Num destes fins-de-semana li Lisboa, Chão Sagrado de Ana Bárbara Pedrosa. Foi um ápice, confinamento, frases curtas, diálogos rápidos. Pelas páginas percorri corpos que se encontram, que têm sexo só porque sim, só porque têm vontade, só porque há um vazio que é preciso satisfazer, sem culpa, sem compromisso, fingindo esquecer que desejam o que todos procuram, desde sempre, significado.
A acção passa-se — parece que estou a escrever uma redacção para a escola — pré-pandemia, entre 2014 e 2018, numa Lisboa em que reconheço as ruas, as esplanadas e até algumas personagens. A determinada altura há uma festa com funk brasileiro, e há “corpos suados todos juntos e a música a soar aos gritos”, “corpos que batem uns nos outros”, álcool, desejo e, de repente, fico cheia de calor, sinto-me sufocar. Não por causa da envolvência da música ou do magnetismo daqueles corpos, mas porque começo a preocupar-me com a higiene das mãos, a falta de máscaras e de distanciamento social. “Ei, não sabem as regras?”, apetece-me gritar. “Parem, parem, estão loucos? Afastem-se! Que não se preocupem com doenças sexualmente transmissíveis já é mau… mas com a covid-19? Querem morrer todos?! Onde é que se desliga a música? Alguém me arranja um microfone, um megafone? Ninguém me ouve?” A tesão esvai-se.
Respiro fundo e, dias depois, volto a sentir-me sufocar quando revejo a capa do PÚBLICO de dia 14 de Maio de 2017, magnífica, com os festejos do Benfica tetracampeão, o papa Francisco em Fátima e a vitória da Eurovisão de Salvador Sobral. Multidões. Tanta gente, tão próxima, abraçada, aos saltos pelas vitórias no futebol e no festival, aos gritos ou a chorar à passagem do papamóvel. Tanta troca de fluidos horroriza-me…
Tudo me angustia. Uns amigos contam como a pandemia nos pode ter unido, que nas primeiras semanas cumprimentávamos quem passava por nós, mesmo desconhecidos — estamos todos no mesmo barco, era o mote lançado pelo Papa. Verdade, confirmo, mas agora, à medida que sabemos mais sobre o já não tão novo coronavírus e sobre a doença, deixei de procurar o olhar do outro, afasto-me, colo-me às paredes dos prédios ou prefiro sair do passeio, mesmo correndo o risco de ser atropelada, para me desviar de quem não traz máscara.
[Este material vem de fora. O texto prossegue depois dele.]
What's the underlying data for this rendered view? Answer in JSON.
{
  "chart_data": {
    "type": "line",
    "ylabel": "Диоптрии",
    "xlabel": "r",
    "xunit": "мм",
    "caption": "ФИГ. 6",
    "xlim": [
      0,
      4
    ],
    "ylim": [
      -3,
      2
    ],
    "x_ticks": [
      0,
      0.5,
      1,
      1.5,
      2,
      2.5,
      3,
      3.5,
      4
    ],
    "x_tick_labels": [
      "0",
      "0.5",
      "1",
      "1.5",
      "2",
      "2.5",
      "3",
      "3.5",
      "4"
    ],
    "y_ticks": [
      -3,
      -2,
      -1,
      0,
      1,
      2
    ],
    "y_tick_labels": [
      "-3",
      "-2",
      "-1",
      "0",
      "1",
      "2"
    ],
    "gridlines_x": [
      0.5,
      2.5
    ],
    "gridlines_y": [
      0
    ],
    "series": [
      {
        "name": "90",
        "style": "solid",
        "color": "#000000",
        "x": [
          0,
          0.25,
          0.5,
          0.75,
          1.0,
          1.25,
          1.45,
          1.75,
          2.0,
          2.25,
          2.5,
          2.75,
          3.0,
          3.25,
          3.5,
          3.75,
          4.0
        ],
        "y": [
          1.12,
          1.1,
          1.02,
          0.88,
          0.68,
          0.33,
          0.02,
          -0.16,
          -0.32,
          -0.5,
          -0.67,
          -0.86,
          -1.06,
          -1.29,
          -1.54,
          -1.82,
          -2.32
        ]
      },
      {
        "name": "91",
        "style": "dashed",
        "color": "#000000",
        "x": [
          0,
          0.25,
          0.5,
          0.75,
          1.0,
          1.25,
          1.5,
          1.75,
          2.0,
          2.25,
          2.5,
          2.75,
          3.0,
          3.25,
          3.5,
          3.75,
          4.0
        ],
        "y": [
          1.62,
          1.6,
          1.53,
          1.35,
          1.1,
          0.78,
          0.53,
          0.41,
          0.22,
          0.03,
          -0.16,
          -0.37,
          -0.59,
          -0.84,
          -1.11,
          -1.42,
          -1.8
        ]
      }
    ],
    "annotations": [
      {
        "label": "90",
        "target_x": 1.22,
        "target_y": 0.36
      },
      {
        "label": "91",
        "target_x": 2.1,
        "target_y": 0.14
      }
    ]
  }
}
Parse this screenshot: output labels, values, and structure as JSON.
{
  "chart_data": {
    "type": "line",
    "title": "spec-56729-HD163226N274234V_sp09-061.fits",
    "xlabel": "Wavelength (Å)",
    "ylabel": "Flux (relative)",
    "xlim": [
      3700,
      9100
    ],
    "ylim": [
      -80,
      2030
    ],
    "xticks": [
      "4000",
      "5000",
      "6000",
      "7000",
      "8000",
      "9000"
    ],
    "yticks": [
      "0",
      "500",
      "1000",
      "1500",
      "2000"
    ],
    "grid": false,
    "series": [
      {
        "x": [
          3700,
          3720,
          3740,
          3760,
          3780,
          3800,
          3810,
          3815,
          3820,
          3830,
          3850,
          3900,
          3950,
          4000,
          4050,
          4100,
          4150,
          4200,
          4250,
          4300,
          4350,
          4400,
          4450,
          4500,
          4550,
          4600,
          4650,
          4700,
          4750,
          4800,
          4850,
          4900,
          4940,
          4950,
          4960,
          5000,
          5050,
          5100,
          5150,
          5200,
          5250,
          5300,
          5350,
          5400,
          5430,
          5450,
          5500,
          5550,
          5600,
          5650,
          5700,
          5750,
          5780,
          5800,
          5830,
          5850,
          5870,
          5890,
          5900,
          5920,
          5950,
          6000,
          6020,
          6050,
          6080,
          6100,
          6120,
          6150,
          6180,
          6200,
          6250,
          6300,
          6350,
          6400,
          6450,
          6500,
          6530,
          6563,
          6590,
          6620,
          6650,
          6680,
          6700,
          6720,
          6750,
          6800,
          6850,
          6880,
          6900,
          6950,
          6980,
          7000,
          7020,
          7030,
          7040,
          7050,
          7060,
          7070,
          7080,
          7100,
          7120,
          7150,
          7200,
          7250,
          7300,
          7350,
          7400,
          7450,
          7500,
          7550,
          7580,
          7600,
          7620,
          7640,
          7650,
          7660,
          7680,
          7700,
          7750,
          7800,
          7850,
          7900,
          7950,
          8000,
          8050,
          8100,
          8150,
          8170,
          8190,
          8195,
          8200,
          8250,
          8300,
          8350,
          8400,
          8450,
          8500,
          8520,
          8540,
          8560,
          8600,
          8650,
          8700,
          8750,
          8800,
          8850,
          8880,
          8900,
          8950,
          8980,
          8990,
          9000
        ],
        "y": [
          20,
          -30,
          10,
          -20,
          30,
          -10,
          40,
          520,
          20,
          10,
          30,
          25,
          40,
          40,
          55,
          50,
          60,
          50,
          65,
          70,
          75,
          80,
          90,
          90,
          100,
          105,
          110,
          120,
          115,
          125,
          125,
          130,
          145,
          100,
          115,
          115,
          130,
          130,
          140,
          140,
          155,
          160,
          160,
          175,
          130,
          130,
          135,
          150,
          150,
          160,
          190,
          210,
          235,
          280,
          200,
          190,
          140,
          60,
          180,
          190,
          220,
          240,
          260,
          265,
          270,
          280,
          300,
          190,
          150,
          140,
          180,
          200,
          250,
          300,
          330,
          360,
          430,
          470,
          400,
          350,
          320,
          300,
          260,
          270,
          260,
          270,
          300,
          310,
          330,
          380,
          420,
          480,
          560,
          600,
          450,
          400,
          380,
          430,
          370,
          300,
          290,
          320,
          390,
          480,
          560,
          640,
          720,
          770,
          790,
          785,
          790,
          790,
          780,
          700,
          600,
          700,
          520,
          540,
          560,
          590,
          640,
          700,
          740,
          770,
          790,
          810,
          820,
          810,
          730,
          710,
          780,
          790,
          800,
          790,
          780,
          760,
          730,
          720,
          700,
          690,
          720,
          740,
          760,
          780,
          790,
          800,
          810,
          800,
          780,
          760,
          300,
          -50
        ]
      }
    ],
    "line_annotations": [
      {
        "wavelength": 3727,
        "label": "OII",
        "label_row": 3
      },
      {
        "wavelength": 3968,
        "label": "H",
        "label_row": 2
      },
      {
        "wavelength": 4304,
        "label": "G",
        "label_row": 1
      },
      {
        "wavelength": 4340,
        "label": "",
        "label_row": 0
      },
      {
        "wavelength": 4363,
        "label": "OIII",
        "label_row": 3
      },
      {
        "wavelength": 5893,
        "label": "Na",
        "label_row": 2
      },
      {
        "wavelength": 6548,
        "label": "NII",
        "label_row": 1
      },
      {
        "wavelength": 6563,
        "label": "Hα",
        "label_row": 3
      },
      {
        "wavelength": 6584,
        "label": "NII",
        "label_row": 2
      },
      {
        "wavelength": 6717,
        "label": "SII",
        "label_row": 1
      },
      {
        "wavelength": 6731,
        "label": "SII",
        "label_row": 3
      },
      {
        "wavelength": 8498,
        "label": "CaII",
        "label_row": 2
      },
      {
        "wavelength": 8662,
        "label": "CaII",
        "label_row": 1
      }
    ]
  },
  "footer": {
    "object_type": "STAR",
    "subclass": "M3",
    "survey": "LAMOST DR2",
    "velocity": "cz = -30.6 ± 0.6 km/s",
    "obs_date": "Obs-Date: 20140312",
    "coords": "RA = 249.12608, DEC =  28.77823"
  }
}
Pelo computador, nas aulas que se dão e se recebem cá em casa, ouço alunos confessarem o medo do regresso ao ensino presencial, que são doentes, que têm pais doentes ou vivem com os avós. Ouço professores com iguais receios e justificações, à procura de formas para eternizar o ensino à distância. Imagino os medos dos pais dos meninos das creches e do secundário, em busca de estratégias para evitar contágios. Em vez de ensinarem como é bom partilhar e brincar com os outros, dir-lhes-ão o contrário. Em que adultos se tornarão? Nos corredores das secundárias não haverá high-five nem partilhas de segredos como o primeiro namorado, porque isso foi há séculos ou nunca aconteceu. E, sem se olhar, sem se tocar, quando sentirão o verdadeiro amor?
E depois, o medo do regresso, com sapatos e roupa deixados à porta de casa, é agora que nos vamos tornar nórdicos, e banhos onde a pele é esfregada milimetricamente, até ficar vermelha. As nossas casas higienizadas, tal como as nossas mãos, os nossos telemóveis. Os acrílicos que se vão espalhar pelas praias e restaurantes; as obras que não vamos folhear nas livrarias; as roupas em que não vamos tocar nas lojas. Os desconhecidos que vamos ter medo de deixar entrar na nossa vida.
Queremos uma vida transformada numa ala hospitalar imaculadamente limpa? Não, porque precisamos de sorrisos, impossíveis de ver por detrás das máscaras; de gargalhadas e gritos, sem medo de gotículas; de nos sentarmos numa esplanada, de nos espojarmos na areia ou na relva sem calcularmos distâncias seguras. Temos de ultrapassar o medo e entrar naquela festa com música funk, em que os corpos batem noutros corpos, em que um amigo passa com uma cerveja gelada e damos um gole, em que dançamos desenfreadamente e no final gritamos e abraçamo-nos, esquecidos de que há um vírus. Mas, por enquanto, não podemos esquecê-lo.